Thinkings: Susan Neiman

"There's a lot of talk about brokenness of the modern self. I mean, there is something about being human, at least after we left the Garden of Eden, that is permanently broken because we have a conception both of the way the world is and of the way the world ought to be. You can say this is why we have two eyes and two ears, it's to keep one eye and one ear on each side of that equation and not try to collapse them. Most people do try to collapse them. Because it's much easier to live that way. It's much easier to say eh, ought, you know, childish wish fantasy. The world is the way it is, and it's naive to think that it can be any better. And, you know, or there are of course fanatical ideologues who go in the other direction. But I think to be an honest human being involves recognising brokenness. I absolutely adore the songs of Leonard Cohen. I don't know if he's somebody who means something to you, but you'll recognise his the line, "There's a crack in everything, that's how the light gets in" - just, you know, magnificent." 
- Susan Neiman, author of Evil in Modern Thought: An Alternative History of Philosophy, 'On God, Good & Evil' ABC Religion & Ethics

1 comments:

frangipani princess said...

This reminds me so much of one of my favourite books, Paper Towns by John Green. There's a quote that says:

"Each of us starts out as a watertight vessel. And these things happen - these people leave us, or don't love us, or don't get us, or we don't get them, and we lose and fail and hurt one another.
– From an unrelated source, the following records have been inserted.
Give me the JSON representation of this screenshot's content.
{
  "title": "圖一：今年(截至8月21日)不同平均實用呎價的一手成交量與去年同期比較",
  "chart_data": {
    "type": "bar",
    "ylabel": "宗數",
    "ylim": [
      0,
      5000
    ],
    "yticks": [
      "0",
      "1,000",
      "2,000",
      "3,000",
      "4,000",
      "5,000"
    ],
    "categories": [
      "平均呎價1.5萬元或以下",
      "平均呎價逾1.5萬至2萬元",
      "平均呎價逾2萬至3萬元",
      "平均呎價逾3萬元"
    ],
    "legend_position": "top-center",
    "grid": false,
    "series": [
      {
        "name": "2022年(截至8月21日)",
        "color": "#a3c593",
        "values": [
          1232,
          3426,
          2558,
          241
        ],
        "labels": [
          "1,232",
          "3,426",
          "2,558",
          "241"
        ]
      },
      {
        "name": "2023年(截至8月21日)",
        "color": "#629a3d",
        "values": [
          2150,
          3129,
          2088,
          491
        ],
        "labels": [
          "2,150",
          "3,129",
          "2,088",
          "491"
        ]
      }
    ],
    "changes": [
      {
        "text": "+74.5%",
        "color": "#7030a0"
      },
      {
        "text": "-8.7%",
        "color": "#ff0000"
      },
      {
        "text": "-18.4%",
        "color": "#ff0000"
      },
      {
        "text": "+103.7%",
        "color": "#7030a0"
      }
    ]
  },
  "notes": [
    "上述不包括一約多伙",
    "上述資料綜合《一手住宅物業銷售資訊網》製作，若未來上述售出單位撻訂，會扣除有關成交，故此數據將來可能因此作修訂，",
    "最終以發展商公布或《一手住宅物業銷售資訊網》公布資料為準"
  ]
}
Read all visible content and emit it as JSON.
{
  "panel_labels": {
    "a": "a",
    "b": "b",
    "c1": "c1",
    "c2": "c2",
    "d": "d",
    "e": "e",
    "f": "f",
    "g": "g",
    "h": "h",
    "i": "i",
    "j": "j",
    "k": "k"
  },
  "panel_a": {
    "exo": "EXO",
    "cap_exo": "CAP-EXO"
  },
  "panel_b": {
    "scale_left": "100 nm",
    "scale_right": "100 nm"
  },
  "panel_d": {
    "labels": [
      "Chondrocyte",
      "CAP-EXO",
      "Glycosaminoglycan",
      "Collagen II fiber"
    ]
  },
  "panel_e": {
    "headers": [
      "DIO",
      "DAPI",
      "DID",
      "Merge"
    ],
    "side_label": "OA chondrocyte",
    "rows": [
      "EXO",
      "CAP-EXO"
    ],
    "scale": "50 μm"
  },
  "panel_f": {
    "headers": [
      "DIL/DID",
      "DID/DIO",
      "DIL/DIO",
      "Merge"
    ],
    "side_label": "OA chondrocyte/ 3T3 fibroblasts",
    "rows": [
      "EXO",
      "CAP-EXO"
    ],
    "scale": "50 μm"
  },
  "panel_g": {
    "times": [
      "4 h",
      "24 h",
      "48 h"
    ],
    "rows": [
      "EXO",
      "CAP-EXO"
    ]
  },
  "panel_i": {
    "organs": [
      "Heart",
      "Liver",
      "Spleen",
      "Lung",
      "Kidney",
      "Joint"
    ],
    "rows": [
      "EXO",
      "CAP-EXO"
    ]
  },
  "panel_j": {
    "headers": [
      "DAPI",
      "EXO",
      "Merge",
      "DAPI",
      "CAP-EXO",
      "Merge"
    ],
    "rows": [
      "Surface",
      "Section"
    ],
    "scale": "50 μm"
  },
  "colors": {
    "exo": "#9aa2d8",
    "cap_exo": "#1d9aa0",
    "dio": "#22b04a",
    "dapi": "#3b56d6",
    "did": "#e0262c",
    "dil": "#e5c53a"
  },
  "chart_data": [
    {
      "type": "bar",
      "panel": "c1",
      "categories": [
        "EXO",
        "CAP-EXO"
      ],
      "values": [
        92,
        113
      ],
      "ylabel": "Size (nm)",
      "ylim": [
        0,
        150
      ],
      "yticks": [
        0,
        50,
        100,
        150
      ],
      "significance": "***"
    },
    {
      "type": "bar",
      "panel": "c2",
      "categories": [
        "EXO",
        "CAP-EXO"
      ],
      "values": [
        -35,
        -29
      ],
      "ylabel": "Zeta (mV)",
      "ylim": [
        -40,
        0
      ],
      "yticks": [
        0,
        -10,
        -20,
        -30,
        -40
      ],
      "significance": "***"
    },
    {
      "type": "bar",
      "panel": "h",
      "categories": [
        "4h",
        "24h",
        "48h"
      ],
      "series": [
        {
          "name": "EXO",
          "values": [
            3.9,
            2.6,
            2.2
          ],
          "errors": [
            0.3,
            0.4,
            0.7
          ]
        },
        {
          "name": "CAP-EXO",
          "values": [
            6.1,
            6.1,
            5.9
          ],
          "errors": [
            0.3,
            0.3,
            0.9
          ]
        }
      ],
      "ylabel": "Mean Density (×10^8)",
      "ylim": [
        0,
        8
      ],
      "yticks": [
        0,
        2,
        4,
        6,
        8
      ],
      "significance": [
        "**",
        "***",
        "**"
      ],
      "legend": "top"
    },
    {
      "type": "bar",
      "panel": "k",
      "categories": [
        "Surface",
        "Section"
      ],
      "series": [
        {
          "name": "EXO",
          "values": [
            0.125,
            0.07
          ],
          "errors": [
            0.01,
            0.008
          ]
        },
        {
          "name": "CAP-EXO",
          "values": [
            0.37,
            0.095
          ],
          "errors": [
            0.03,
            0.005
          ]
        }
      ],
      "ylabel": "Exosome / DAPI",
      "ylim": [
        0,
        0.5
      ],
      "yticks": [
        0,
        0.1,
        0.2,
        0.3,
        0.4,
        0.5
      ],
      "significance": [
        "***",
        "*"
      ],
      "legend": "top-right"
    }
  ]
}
And the vessel starts to crack open in places. And I mean, yeah, once the vessel cracks open, the end becomes inevitable. But there is all this time between when the cracks start to open up and when we finally fall apart. And it's only in that time that we can see one another, because we see out of ourselves through our cracks and into other through theirs. When did we see each other face-to-face? Not until you saw into my cracks and I saw into yours. Before that, we were just looking at ideas of each other, like looking at your window shade but never seeing inside. But once the vessel cracks, the light can get in. The light can get out."

It's one of my favourite ever quotes because the idea behind it, just like the idea behind your "thinking" today, is so beautiful.